Cualquiera que haya dedicado un poco de tiempo a pensar cómo podría constituirse una futura república española se enfrenta de inmediato a dos modelos posibles: presidencialista o parlamentario. El primero implica una jefatura del estado fuerte, elegida por voto directo del censo electoral y en la que el titular tenga, no solo poderes arbitrales o representativos, sino también algunos ejecutivos de última instancia en materia constitucional, de defensa, relaciones exteriores, etcétera. A su vez, el modelo parlamentario residencia la gobernación, tanto ordinaria como excepcional, en el gobierno que emana del juego de alianzas en el parlamento y el presidente de la república queda reducido a un rol representativo y moderador, lo que quiera que signifique esto último a la vista del último discurso de don Felipe, que también tiene estas funciones en nuestra monarquía. En Europa hay ejemplos de los dos modelos. Francia, del primero; Italia y Alemania del segundo.

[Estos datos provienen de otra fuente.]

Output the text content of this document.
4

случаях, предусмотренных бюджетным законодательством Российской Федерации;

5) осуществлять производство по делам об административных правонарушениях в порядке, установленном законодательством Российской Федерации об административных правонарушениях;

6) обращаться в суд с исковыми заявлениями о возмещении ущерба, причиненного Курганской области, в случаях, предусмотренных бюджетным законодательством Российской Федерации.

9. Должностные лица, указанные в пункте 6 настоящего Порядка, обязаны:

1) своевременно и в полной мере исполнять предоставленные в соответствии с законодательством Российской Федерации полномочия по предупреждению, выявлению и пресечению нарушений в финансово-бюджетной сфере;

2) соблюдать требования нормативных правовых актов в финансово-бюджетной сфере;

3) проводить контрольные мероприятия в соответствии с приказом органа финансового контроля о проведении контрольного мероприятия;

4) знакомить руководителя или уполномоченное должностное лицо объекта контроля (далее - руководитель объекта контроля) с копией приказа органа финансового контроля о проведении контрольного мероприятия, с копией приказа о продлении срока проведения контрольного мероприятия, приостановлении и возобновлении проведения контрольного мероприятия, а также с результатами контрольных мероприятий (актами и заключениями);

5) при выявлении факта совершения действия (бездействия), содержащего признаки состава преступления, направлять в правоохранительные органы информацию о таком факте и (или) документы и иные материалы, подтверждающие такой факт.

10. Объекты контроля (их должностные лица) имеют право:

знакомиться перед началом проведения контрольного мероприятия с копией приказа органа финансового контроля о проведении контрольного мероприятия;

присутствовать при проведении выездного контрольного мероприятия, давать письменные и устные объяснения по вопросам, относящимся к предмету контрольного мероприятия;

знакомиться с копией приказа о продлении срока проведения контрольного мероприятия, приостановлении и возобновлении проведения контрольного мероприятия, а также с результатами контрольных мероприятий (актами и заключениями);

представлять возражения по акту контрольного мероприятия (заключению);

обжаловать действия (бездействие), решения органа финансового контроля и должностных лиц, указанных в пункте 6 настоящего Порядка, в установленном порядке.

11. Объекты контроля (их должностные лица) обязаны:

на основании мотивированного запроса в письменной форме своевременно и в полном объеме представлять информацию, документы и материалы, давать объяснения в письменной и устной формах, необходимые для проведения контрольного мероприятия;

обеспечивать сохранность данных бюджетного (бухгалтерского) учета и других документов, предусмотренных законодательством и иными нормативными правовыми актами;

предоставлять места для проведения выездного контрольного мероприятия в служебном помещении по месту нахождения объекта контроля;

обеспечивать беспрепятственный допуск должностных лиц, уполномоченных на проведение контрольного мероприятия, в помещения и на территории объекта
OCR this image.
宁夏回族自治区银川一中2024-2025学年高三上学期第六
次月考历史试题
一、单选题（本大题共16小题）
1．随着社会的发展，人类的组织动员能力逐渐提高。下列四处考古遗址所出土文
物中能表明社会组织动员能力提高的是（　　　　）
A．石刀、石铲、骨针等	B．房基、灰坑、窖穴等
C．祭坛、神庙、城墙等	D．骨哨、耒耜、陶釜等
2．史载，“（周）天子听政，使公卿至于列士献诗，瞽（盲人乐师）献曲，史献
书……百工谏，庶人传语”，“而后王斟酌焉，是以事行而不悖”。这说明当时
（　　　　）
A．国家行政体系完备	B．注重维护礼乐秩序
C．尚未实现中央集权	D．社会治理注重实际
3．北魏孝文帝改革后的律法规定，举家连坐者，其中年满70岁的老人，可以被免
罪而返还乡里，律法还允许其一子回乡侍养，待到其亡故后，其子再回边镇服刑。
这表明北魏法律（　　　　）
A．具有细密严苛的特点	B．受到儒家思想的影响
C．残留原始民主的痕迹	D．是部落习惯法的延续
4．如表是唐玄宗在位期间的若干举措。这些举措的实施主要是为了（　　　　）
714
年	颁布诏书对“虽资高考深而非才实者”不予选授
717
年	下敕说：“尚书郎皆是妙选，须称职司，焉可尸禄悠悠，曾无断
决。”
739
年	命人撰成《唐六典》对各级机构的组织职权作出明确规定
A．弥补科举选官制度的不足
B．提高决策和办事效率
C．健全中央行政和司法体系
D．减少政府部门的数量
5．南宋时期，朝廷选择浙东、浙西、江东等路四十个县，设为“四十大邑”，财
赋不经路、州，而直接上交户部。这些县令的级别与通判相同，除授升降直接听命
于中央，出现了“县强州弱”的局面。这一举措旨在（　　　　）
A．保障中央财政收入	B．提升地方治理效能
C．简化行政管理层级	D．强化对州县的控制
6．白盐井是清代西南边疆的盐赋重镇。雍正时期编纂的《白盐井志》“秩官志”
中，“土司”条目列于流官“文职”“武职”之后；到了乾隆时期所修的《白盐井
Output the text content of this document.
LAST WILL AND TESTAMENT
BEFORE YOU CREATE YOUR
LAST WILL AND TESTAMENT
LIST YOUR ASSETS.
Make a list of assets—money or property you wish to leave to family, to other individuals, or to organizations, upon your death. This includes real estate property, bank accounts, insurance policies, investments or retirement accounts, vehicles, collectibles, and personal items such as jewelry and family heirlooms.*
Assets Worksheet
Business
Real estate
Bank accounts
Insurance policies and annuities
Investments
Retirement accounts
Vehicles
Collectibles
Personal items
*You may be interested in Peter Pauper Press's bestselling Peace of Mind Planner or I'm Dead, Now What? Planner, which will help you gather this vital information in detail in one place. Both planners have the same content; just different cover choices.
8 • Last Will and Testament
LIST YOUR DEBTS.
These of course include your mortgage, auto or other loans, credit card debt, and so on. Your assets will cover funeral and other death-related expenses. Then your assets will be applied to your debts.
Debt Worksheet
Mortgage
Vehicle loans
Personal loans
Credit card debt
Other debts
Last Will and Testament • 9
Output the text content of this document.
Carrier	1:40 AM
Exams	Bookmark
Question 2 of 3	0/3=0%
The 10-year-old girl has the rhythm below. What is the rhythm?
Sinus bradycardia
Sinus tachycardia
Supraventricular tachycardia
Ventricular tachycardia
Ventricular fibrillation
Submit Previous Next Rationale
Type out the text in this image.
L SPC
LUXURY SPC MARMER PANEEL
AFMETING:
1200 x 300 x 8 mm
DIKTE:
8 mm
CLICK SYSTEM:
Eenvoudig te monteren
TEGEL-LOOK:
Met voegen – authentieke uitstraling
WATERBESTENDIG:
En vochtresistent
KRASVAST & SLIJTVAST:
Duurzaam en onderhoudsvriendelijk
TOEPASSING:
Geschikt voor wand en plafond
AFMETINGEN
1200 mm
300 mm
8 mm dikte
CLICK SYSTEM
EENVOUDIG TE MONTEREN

El dilema para un republicano español es que la pervivencia de la república estaría mejor garantizada con el modelo presidencialista pero el modelo parlamentario se ajusta mejor al guisote de nacionalidades y regiones que constituye la realidad social e histórica.  Hay que remontarse nada menos que a la leyenda de la monarquía visigoda, que en estas fechas vienen aireando fuentes de la extrema derecha, para imaginar una península gobernada por un poder unificado. La mala noticia es que los visigodos no encontraron otra manera de garantizar la continuidad de su monarquía y de su sistema electivo que no fuera a puñalada limpia entre candidatos, lo que dio lugar a un cliché histórico que recibe el nombre de morbus gothorum. Los francos, el otro gran poder hegemónico en Europa occidental a la caída del imperio romano, dieron con una fórmula más operativa y duradera para solucionar el problema del liderazgo e instituyeron un sistema hereditario del que quedaban excluidas las mujeres –la ley sálica, debida a los francos salios-,  que aún conserva vigencia en nuestra achacosa constitución, no en vano son borbones los beneficiarios. Tomen nota de ello los postulantes a reformadores constitucionales; todavía no han intervenido en el debate doña Letizia y sus dos hijas, las princesas del cuento.

Así que, por ahora, los españoles no debemos sentirnos muy urgidos por el dilema republicano porque hay carrete monárquico para rato. Pero los catalanes, sí.  Entre las múltiples imprevisiones que afectaron al prusés de manera irreparable, una, y no menor, fue la falta de definición del modelo republicano. La Generalitat ha tenido desde su creación un sesgo presidencialista: Macià, Compayns, Tarradellas, Pujol, fueron el pal de paller, encarnaban la institución y mandaban sobre el tinglado administrativo como un monarca absoluto… mientras duraba. Luego, de manera inexorable, una mezcla de errores domésticos, que nacen de la falta de entendimiento de las complejidades de la propia sociedad catalana,  y la determinante acción del gobierno español en cualquiera de sus avatares –monarquía, dictadura, república, otra dictadura, otra monarquía- liquidaba la autonomía catalana. En el interregno hasta la nueva intentona, el mundo político catalán volvía a un sistema que podría llamarse parlamentario por lo que tiene de pugna entre partidos por la hegemonía. El mal gótico de este tiempo. Es la situación en la que se está ahora y la que probablemente seguirá después de las elecciones. El soberanismo lleva a estos comicios el dilema republicano: el modelo presidencial en la lista de don Puigdemont y el parlamentario, en el intento hegemónico de don Jonqueras, con el complemento del anarquista de Tarrassa, que es como llamaban los burgueses catalanistas de principios del siglo pasado a lo que hoy representa la cup. Y los constitucionalistas, ¿qué aportan a este cuadro? Nada, verlas venir hasta la siguiente aplicación del ciento cincuenta y cinco o lo que toque cuando llegue el momento.